When folks start writing seriously about Harry Potter as a Best Picture contender I feel I might lose it like Sarah Jessica Parker's character from Ed Wood and start shouting,
"You people are insane. You're wasting your time on shit. These movies are TERRIBLE!"
Okay, terrible is way too strong. I've already detailed my disappointment with the series here. There were some highlights to be sure, especially once Chris Columbus was thrown overboard, and there was an undeniable charge to an eighth installment made up entirely of action and emotional payoffs, but when it comes to intelligent people considering any Potter film as a contender for the top honor my indignation stands. That way madness lies.
I cannot follow the logic that says crossing the finish line, and exceeding expectations in the final installment, somehow granted the franchise "due" status. The Academy doesn't meet in a giant conference room and decide to throw certain films a bone after securing nominations for the all the really worthy films. A Picture nomination for Hallows would mean hundreds of people picking up a ballot after watching The Descendants and The Artist and Tree of Life and Moneyball and whatever else you can name and saying to hell with all of them and placing Harry Potter at the top of the list. Give me a break. If that happens I will eat all 759 pages of Deathly Hallows with barbecue sauce.
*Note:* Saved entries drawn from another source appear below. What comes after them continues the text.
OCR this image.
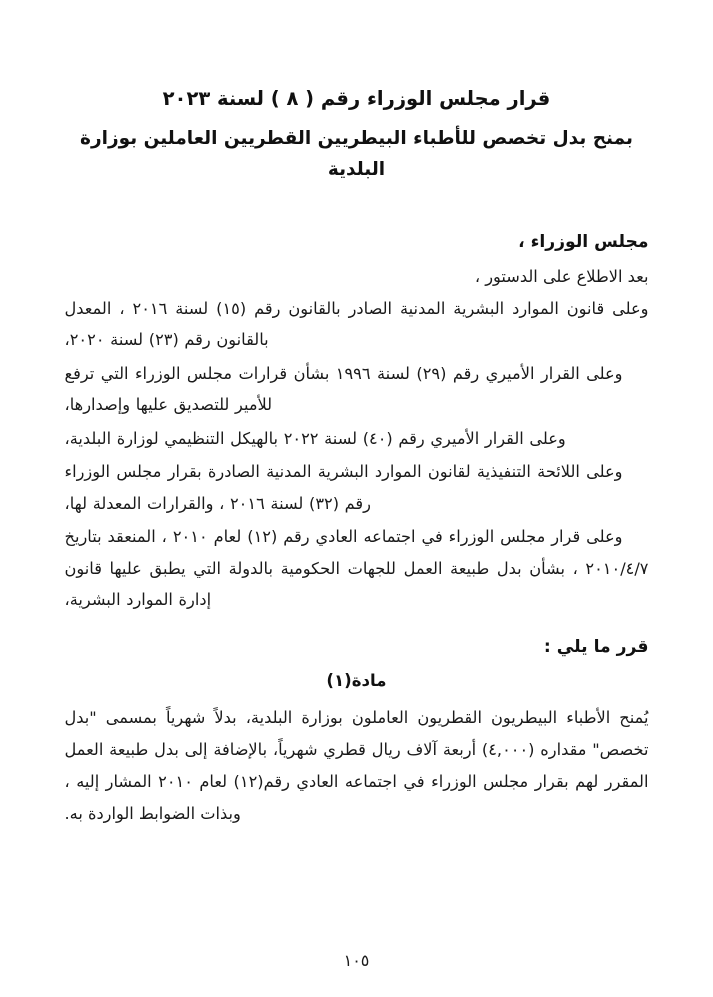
قرار مجلس الوزراء رقم ( ٨ ) لسنة ٢٠٢٣
بمنح بدل تخصص للأطباء البيطريين القطريين العاملين بوزارة البلدية
مجلس الوزراء ،

بعد الاطلاع على الدستور ،

وعلى قانون الموارد البشرية المدنية الصادر بالقانون رقم (١٥) لسنة ٢٠١٦ ، المعدل بالقانون رقم (٢٣) لسنة ٢٠٢٠،

وعلى القرار الأميري رقم (٢٩) لسنة ١٩٩٦ بشأن قرارات مجلس الوزراء التي ترفع للأمير للتصديق عليها وإصدارها،

وعلى القرار الأميري رقم (٤٠) لسنة ٢٠٢٢ بالهيكل التنظيمي لوزارة البلدية،

وعلى اللائحة التنفيذية لقانون الموارد البشرية المدنية الصادرة بقرار مجلس الوزراء رقم (٣٢) لسنة ٢٠١٦ ، والقرارات المعدلة لها،

وعلى قرار مجلس الوزراء في اجتماعه العادي رقم (١٢) لعام ٢٠١٠ ، المنعقد بتاريخ ٢٠١٠/٤/٧ ، بشأن بدل طبيعة العمل للجهات الحكومية بالدولة التي يطبق عليها قانون إدارة الموارد البشرية،

قرر ما يلي :
مادة(١)

يُمنح الأطباء البيطريون القطريون العاملون بوزارة البلدية، بدلاً شهرياً بمسمى "بدل تخصص" مقداره (٤,٠٠٠) أربعة آلاف ريال قطري شهرياً، بالإضافة إلى بدل طبيعة العمل المقرر لهم بقرار مجلس الوزراء في اجتماعه العادي رقم(١٢) لعام ٢٠١٠ المشار إليه ، وبذات الضوابط الواردة به.

١٠٥
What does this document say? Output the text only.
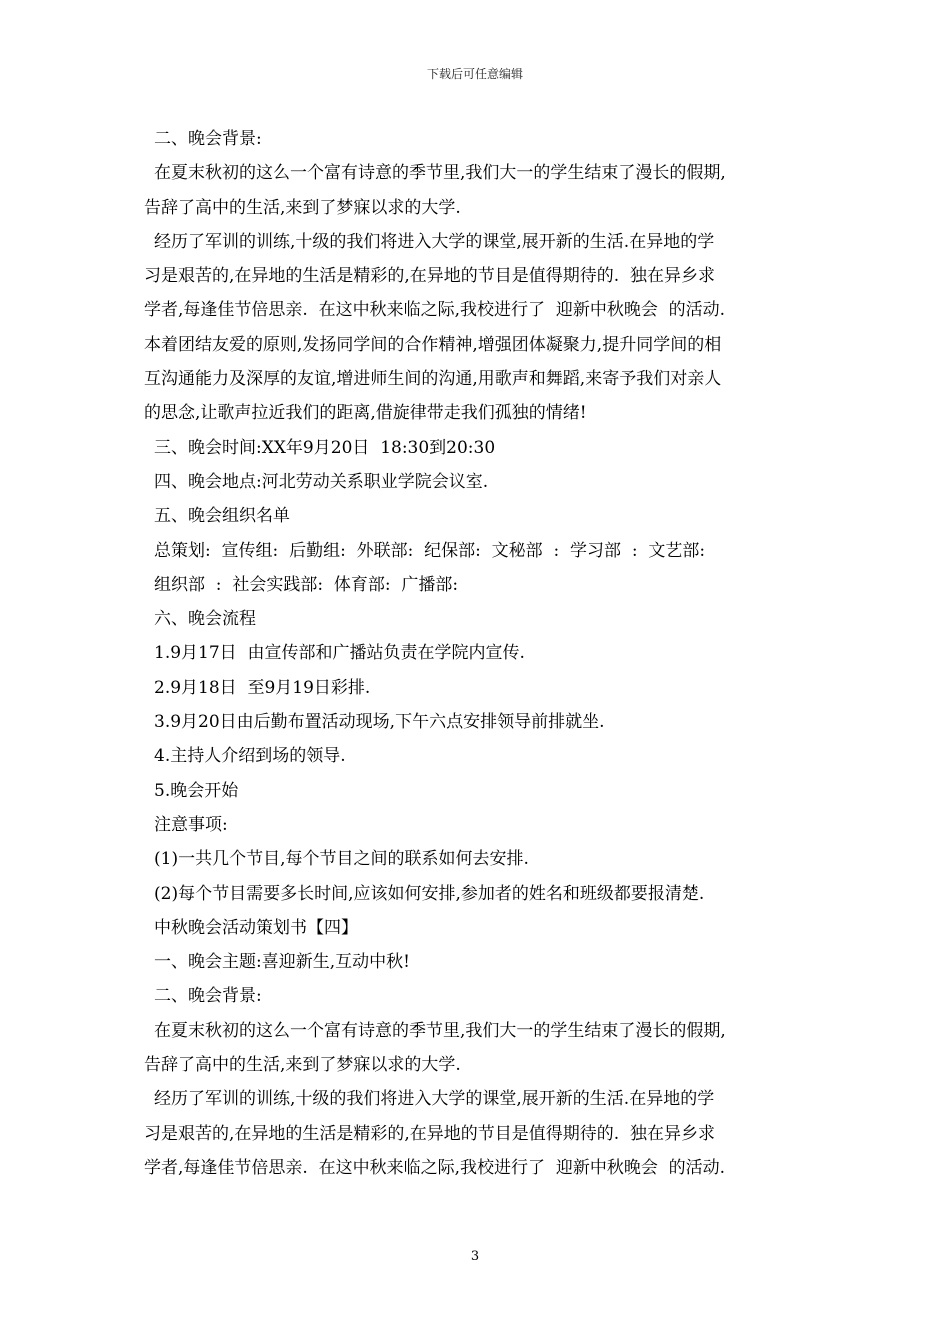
下载后可任意编辑
二、晚会背景:
在夏末秋初的这么一个富有诗意的季节里,我们大一的学生结束了漫长的假期,
告辞了高中的生活,来到了梦寐以求的大学.
经历了军训的训练,十级的我们将进入大学的课堂,展开新的生活.在异地的学
习是艰苦的,在异地的生活是精彩的,在异地的节目是值得期待的.  独在异乡求
学者,每逢佳节倍思亲.  在这中秋来临之际,我校进行了  迎新中秋晚会  的活动.
本着团结友爱的原则,发扬同学间的合作精神,增强团体凝聚力,提升同学间的相
互沟通能力及深厚的友谊,增进师生间的沟通,用歌声和舞蹈,来寄予我们对亲人
的思念,让歌声拉近我们的距离,借旋律带走我们孤独的情绪!
三、晚会时间:XX年9月20日  18:30到20:30
四、晚会地点:河北劳动关系职业学院会议室.
五、晚会组织名单
总策划:  宣传组:  后勤组:  外联部:  纪保部:  文秘部  :  学习部  :  文艺部:
组织部  :  社会实践部:  体育部:  广播部:
六、晚会流程
1.9月17日  由宣传部和广播站负责在学院内宣传.
2.9月18日  至9月19日彩排.
3.9月20日由后勤布置活动现场,下午六点安排领导前排就坐.
4.主持人介绍到场的领导.
5.晚会开始
注意事项:
(1)一共几个节目,每个节目之间的联系如何去安排.
(2)每个节目需要多长时间,应该如何安排,参加者的姓名和班级都要报清楚.
中秋晚会活动策划书【四】
一、晚会主题:喜迎新生,互动中秋!
二、晚会背景:
在夏末秋初的这么一个富有诗意的季节里,我们大一的学生结束了漫长的假期,
告辞了高中的生活,来到了梦寐以求的大学.
经历了军训的训练,十级的我们将进入大学的课堂,展开新的生活.在异地的学
习是艰苦的,在异地的生活是精彩的,在异地的节目是值得期待的.  独在异乡求
学者,每逢佳节倍思亲.  在这中秋来临之际,我校进行了  迎新中秋晚会  的活动.
3
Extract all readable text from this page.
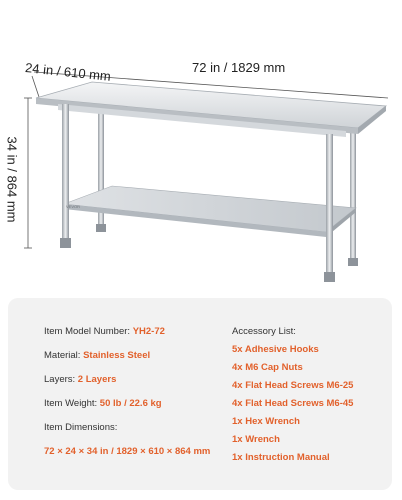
VEVOR
24 in / 610 mm	72 in / 1829 mm
34 in / 864 mm
Item Model Number: YH2-72
Material: Stainless Steel
Layers: 2 Layers
Item Weight: 50 lb / 22.6 kg
Item Dimensions:
72 × 24 × 34 in / 1829 × 610 × 864 mm
Accessory List:
5x Adhesive Hooks
4x M6 Cap Nuts
4x Flat Head Screws M6-25
4x Flat Head Screws M6-45
1x Hex Wrench
1x Wrench
1x Instruction Manual
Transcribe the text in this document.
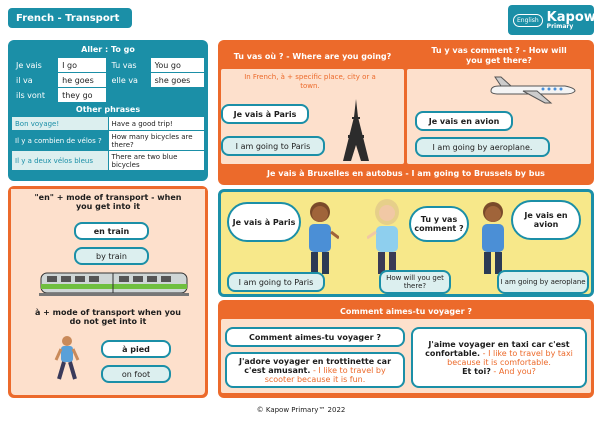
French - Transport	English Kapow
Primary
Aller : To go
Je vais	I go	Tu vas	You go
il va	he goes	elle va	she goes
ils vont	they go		
Other phrases
Bon voyage!	Have a good trip!
Il y a combien de vélos ?	How many bicycles are there?
Il y a deux vélos bleus	There are two blue bicycles
"en" + mode of transport - when you get into it
en train
by train
à + mode of transport when you do not get into it
à pied
on foot
Tu vas où ? - Where are you going?
In French, à + specific place, city or a town.
Je vais à Paris
I am going to Paris
Tu y vas comment ? - How will you get there?
Je vais en avion
I am going by aeroplane.
Je vais à Bruxelles en autobus - I am going to Brussels by bus
Je vais à Paris	Tu y vas comment ?
Je vais en avion
I am going to Paris	How will you get there?	I am going by aeroplane
Comment aimes-tu voyager ?
Comment aimes-tu voyager ?
J'adore voyager en trottinette car c'est amusant. - I like to travel by scooter because it is fun.
J'aime voyager en taxi car c'est confortable. - I like to travel by taxi because it is comfortable.
Et toi? - And you?
© Kapow Primary™ 2022
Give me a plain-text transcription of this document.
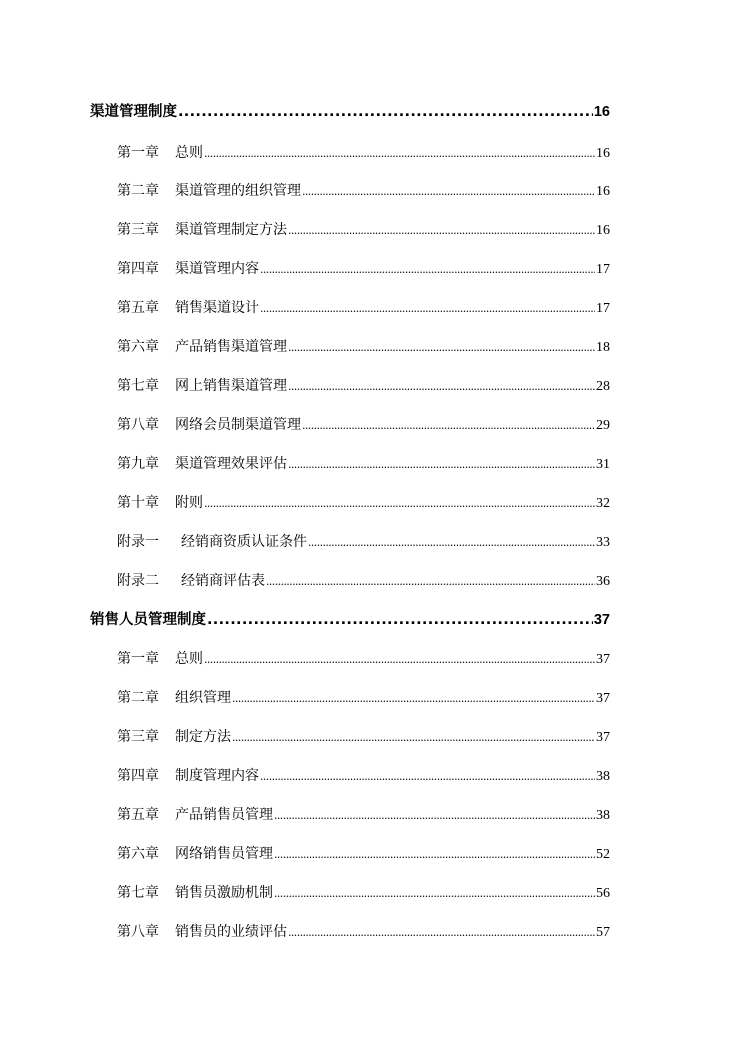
渠道管理制度 .....	16
第一章 总则 .....	16
第二章 渠道管理的组织管理 .....	16
第三章 渠道管理制定方法 .....	16
第四章 渠道管理内容 .....	17
第五章 销售渠道设计 .....	17
第六章 产品销售渠道管理 .....	18
第七章 网上销售渠道管理 .....	28
第八章 网络会员制渠道管理 .....	29
第九章 渠道管理效果评估 .....	31
第十章 附则 .....	32
附录一 经销商资质认证条件 .....	33
附录二 经销商评估表 .....	36
销售人员管理制度 .....	37
第一章 总则 .....	37
第二章 组织管理 .....	37
第三章 制定方法 .....	37
第四章 制度管理内容 .....	38
第五章 产品销售员管理 .....	38
第六章 网络销售员管理 .....	52
第七章 销售员激励机制 .....	56
第八章 销售员的业绩评估 .....	57
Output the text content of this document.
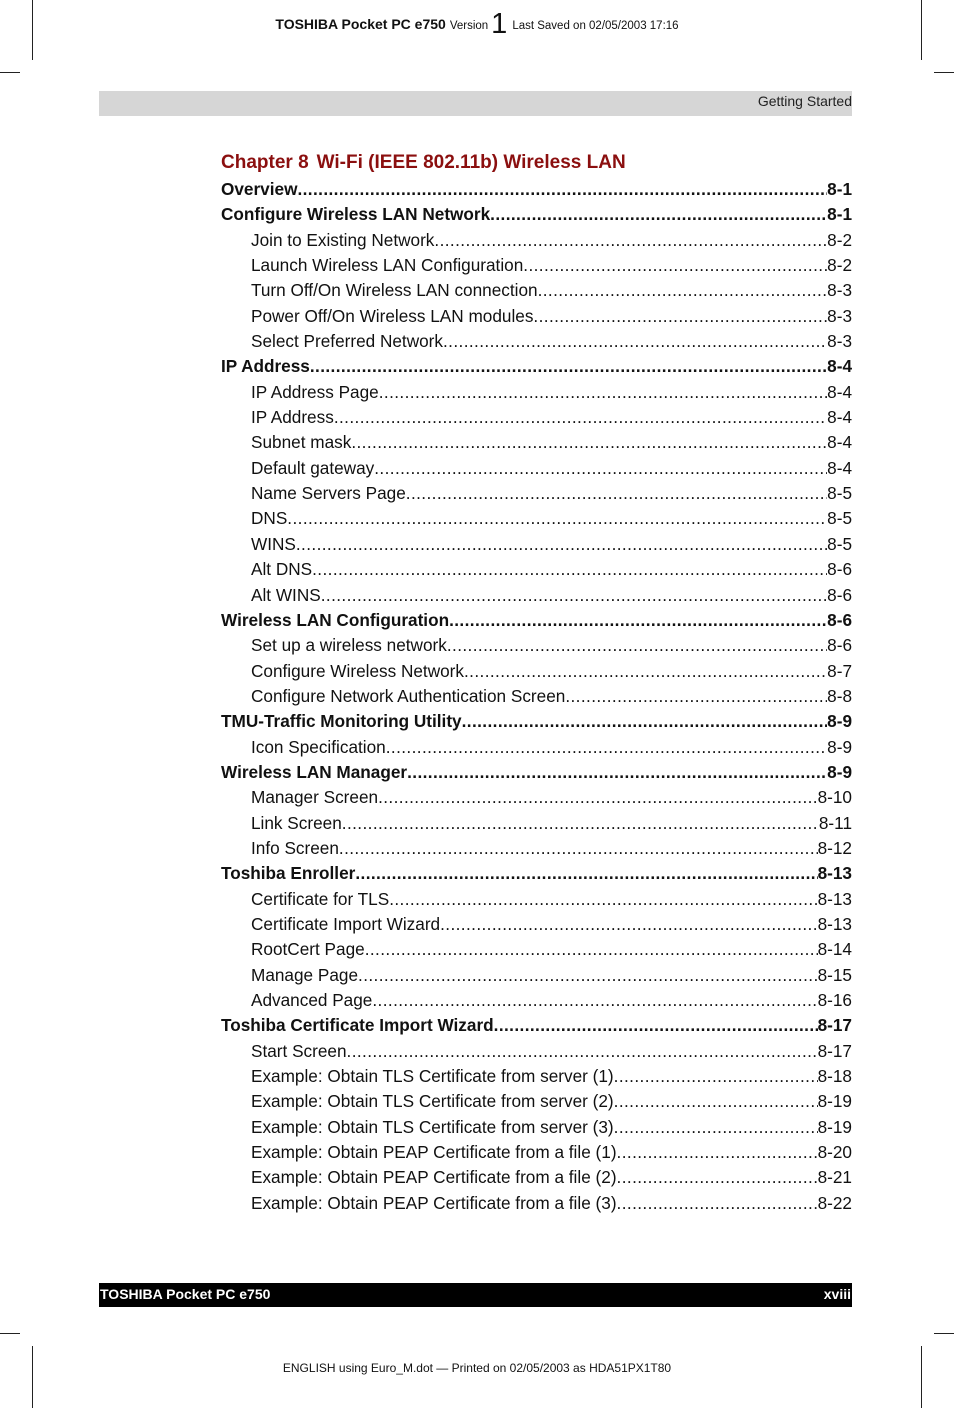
TOSHIBA Pocket PC e750 Version 1 Last Saved on 02/05/2003 17:16
Getting Started
Chapter 8 Wi-Fi (IEEE 802.11b) Wireless LAN
Overview .....	8-1
Configure Wireless LAN Network .....	8-1
Join to Existing Network .....	8-2
Launch Wireless LAN Configuration .....	8-2
Turn Off/On Wireless LAN connection .....	8-3
Power Off/On Wireless LAN modules .....	8-3
Select Preferred Network .....	8-3
IP Address .....	8-4
IP Address Page .....	8-4
IP Address .....	8-4
Subnet mask .....	8-4
Default gateway .....	8-4
Name Servers Page .....	8-5
DNS .....	8-5
WINS .....	8-5
Alt DNS .....	8-6
Alt WINS .....	8-6
Wireless LAN Configuration .....	8-6
Set up a wireless network .....	8-6
Configure Wireless Network .....	8-7
Configure Network Authentication Screen .....	8-8
TMU-Traffic Monitoring Utility .....	8-9
Icon Specification .....	8-9
Wireless LAN Manager .....	8-9
Manager Screen .....	8-10
Link Screen .....	8-11
Info Screen .....	8-12
Toshiba Enroller .....	8-13
Certificate for TLS .....	8-13
Certificate Import Wizard .....	8-13
RootCert Page .....	8-14
Manage Page .....	8-15
Advanced Page .....	8-16
Toshiba Certificate Import Wizard .....	8-17
Start Screen .....	8-17
Example: Obtain TLS Certificate from server (1) .....	8-18
Example: Obtain TLS Certificate from server (2) .....	8-19
Example: Obtain TLS Certificate from server (3) .....	8-19
Example: Obtain PEAP Certificate from a file (1) .....	8-20
Example: Obtain PEAP Certificate from a file (2) .....	8-21
Example: Obtain PEAP Certificate from a file (3) .....	8-22
TOSHIBA Pocket PC e750	xviii
ENGLISH using Euro_M.dot — Printed on 02/05/2003 as HDA51PX1T80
So I humbly request that going forward everybody diverts their efforts from analyzing the Oscar prospects of The Boy Who Lived and turn them towards reminding everybody that A Separation is eligible in all categories. Here - I'm no great shakes at graphic design but I will get the ball rolling:
There now. Doesn't that feel better?
We are going into the third year with the expanded Best Picture category and still have not seen a foreign title nominated. What's the point of adding more slots if an unequivocal masterpiece can't make the cut even if it is in Persian and has a lousy release date? So let the word go forth: A Separation for Best Picture!